After completing her PhD in 2014, she received a two-year Marie Curie Postdoctoral Fellowship from the European Commission. Her research project is "The Race, Class and Gender of Transnational Urban Labour: Romanian Workers in the Cities of London and NYC,” and her collaborating institution is the Weeks Centre for Social and Policy Research at London South Bank University.
Abstract
This dissertation explores depictions of working women in three transnational urban spaces, Sibiu (Romania), Berlin (Germany) and Newark (New Jersey, USA). In the aftermath of the cold war and in the midst of globalization, these cities represent marked sites in the geopolitical axes of "west"/"east." Each city has grappled with labor restructuring, the upward redistribution of wealth, urban dilapidation, and segregation. Each city has also deployed a commodified version of multiculturalism to foster tourism, corporate development, and diverse strategies for reinvestment and revitalization. Within these contexts, I looked for contemporary art projects that render topical phenomena such transnational work migration, changing labor practices, new modes of livelihood, and new gendered, racialized and classed identities. This dissertation relies on data and representational materials collected through extensive multi-location field research in Sibiu, Berlin and Newark. The case study on Sibiu foregrounds working women of three different ethnicities, Romanian, Romani and Saxon, and traces their articulation in relation to practices of transnational work migration. The case study on Berlin continues the engagement with transnational migrant workers.

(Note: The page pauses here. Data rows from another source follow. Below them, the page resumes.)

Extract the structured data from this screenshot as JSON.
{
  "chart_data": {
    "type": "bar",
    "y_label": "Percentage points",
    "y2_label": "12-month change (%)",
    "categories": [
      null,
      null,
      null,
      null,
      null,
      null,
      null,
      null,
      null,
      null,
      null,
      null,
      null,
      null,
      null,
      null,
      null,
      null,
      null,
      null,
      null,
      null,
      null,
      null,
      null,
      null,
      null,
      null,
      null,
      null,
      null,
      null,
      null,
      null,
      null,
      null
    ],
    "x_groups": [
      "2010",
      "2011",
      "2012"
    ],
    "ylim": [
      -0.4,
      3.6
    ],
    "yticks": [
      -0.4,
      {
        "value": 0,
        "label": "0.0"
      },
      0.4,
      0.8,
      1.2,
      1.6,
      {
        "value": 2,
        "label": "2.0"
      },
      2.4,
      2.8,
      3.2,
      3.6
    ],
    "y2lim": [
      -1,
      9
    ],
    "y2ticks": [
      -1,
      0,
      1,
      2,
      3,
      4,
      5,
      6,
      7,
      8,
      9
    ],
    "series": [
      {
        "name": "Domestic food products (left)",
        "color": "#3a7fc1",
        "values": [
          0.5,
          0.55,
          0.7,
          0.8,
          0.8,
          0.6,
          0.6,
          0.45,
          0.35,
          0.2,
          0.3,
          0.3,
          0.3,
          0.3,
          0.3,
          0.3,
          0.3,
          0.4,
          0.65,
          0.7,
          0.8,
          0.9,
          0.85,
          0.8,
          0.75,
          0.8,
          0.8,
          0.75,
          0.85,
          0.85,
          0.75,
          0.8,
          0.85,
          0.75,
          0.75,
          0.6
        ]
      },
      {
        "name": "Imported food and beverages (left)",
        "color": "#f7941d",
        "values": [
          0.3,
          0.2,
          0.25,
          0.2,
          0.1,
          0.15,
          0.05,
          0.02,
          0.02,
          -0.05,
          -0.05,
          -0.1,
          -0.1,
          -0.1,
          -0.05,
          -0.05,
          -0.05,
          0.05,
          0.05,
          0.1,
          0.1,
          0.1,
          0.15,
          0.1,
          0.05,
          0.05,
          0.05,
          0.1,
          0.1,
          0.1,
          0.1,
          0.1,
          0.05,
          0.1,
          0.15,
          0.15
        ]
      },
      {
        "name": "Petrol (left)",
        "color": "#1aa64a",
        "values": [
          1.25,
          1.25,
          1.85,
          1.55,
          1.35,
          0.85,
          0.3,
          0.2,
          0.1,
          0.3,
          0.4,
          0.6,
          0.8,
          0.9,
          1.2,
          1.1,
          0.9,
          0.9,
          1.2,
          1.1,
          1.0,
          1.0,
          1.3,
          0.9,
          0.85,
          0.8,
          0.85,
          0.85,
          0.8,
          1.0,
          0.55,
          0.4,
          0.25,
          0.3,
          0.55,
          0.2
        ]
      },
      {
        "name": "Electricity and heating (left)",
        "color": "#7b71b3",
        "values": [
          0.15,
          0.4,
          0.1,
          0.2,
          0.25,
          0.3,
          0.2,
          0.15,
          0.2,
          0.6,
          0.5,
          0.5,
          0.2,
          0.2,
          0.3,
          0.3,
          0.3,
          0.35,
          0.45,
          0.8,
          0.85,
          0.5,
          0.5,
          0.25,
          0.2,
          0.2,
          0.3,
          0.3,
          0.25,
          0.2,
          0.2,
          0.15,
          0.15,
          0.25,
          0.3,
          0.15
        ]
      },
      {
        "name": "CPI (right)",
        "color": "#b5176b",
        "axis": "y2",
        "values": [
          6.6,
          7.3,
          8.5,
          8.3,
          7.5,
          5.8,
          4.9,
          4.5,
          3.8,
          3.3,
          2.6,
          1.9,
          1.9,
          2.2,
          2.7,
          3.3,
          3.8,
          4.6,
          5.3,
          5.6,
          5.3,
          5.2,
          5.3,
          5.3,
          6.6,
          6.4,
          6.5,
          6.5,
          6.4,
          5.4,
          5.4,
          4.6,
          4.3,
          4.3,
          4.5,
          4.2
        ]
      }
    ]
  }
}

The theme of sexuality constitutes its core analytical dimension, as representations of voluntary and coerced sex work take the center stage of the visual arts projects encountered in Berlin. Finally, in the case of Newark, an U.S. city where work disappeared with the transnationalization of industrial production, the theme of racial neoliberal subject formation informs the analysis of the documentary representation of a young woman's work as a community activist. Interrogating concepts of urbanity, representation, and affect, this research also identifies limitations of recent accounts of affective theories, methodologies and politics, arguing that while taking the affective turn in humanities and social science, researchers should continue to supplement their readings, viewing, and theorizations with contextualized examinations of informed by political economy and inquiries into the meaning making practices of situated subjects.